Nun geschah es, daß ein alter Leipziger Kaufmann namens Schmidt am Vormittag des 28.Januar 1812 blutüberströmt in seiner Wohnung aufgefunden wurde. Als der Alte zu sich kam, erzählte er, daß ihn ein etwa vierzigjähriger Fremder mit dem Aussehen eines ländlichen Seelsorgers aufgesucht hatte. Der Mann wollte Obligationen der Stadt Leipzig erstehen, und der Kaufmann legte ihm auch ein Hundert-Taler-Wertpapier vor. - Doch dann verlor er das Bewußtsein und konnte sich an nichts mehr erinnern. Die Untersuchung ergab, daß der Kopf des alten Schmidt Spuren von Wunden aufwies, die durch Schläge mit einem mit großer Kraft geführten schweren Gegenstand verursacht worden waren. Und aus der Schublade seines Schreibtisches fehlten 11 Stück Obligationen der Stadt Leipzig im Wert von 3000 Talern. Die Behörden schickten sogleich Leute aus, die von Bank zu Bank eilten, um die Einlösung der Wertpapiere zu verhindern, aber sie kamen schon zu spät. Ein zirka vierzigjähriger Mann, der aussah wie ein Landpfarrer, hatte bei der einen Bank die Obligationen zum Tageskurs in Goldmünzen eingewechselt. Bald darauf starb der bejahrte Kaufmann an seinen Wunden, und die Untersuchung gelangte, wie man zu sagen pflegt, an einem "toten Punkt" an. Der Täter war und blieb verschwunden.

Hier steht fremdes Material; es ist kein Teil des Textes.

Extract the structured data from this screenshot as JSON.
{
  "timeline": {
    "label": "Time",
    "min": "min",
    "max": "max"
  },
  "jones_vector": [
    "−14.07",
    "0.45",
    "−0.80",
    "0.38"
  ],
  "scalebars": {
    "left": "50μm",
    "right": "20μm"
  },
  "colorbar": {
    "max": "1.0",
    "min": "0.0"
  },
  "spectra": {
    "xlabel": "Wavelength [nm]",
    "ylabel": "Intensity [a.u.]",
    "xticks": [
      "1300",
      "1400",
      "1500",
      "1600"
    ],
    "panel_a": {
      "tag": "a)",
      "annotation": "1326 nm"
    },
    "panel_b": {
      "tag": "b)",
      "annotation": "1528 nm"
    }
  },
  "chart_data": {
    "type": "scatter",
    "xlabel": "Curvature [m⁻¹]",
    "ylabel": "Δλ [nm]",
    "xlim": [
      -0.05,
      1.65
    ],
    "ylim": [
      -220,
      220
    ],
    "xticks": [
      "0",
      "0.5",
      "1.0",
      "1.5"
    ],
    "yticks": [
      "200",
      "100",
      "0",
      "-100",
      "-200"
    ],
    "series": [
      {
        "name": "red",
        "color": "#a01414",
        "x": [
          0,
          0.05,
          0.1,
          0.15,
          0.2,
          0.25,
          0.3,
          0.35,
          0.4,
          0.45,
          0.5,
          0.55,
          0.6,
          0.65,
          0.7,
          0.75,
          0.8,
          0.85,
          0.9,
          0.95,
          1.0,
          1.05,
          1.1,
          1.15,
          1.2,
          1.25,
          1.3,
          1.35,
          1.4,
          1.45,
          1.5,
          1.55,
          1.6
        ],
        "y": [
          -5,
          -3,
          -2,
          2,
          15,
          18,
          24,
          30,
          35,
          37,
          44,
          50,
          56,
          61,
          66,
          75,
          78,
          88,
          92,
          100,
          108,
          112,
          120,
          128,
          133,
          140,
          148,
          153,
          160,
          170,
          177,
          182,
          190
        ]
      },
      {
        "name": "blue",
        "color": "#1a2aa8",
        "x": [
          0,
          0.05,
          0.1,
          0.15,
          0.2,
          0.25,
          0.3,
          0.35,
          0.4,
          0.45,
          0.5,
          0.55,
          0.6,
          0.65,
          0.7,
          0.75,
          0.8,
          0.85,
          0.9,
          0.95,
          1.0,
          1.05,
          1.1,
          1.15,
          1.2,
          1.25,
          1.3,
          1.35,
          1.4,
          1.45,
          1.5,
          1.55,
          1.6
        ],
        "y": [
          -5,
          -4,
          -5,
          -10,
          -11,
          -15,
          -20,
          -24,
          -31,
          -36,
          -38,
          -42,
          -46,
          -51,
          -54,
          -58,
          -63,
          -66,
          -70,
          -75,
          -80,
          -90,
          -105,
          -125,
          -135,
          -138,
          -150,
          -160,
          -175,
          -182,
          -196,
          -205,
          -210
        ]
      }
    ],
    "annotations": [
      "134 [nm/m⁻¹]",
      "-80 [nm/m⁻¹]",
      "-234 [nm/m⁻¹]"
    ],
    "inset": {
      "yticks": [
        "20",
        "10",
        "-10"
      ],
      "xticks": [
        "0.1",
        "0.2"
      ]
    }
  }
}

Ein Jahr verging. Die Leipziger hatten den Fall Schmidt schon vollständig vergessen, als am 8. Februar 1813 die Nachricht von einem neuerlichen Mord die Stadt alarmierte. Die fünfundsiebzigjährige Witwe Kunhardt hatte am Morgen ihr Dienstmädchen einkaufen geschickt, und als das Mädchen znrückgekommen war, hatte sie in der Wohnung ihre Herrin blutüberströmt, mit eingeschlagenem Kopf vorgefunden. Die Greisin konnte nur aussagen, daß ein Fremder zu ihr gekommen war und ihr einen Brief vorgewiesen hatte, in dem ein ihr Unbekannter 1000 Taler von ihr erbat, die er später zurückerstatten wollte. Plötzlich hatte sie der Fremde niedergeschlagen, wie und womit, wußte sie nicht. Mehr war nicht zu erfahren, am dritten Tage starb die Frau. Von ihrem Besitz fehlte nichts; sicherlich war der Täter durch ihre lauten Hilferufe erschreckt worden und geflüchtet. Von neuem begann die Polizei nach dem Täter zu fahnden, doch diesmal nicht blindlings wie im Falle Schmidt. Auf Grund der Aussage des Dienstmädchens näherten sich die Fangarme des Polypen dem Magister Tinius. Das Mädchen gab an, als sie an jenem Morgen in die Wohnung ihrer Dienstgeberin zurückkam, im Treppenhaus einem Manne begegnet zu sein, den sie von früher kannte. Es war der Magister vom Lande, der in der Herberge abzusteigen pflegte, in der sie vorher gedient hatte. Vom Herbergswirt erfuhr man, daß Magister Tinius auch am Tag des Mordes bei ihm Quartier bezogen hatte. Der Magister wurde verhaftet und vor Gericht gestellt.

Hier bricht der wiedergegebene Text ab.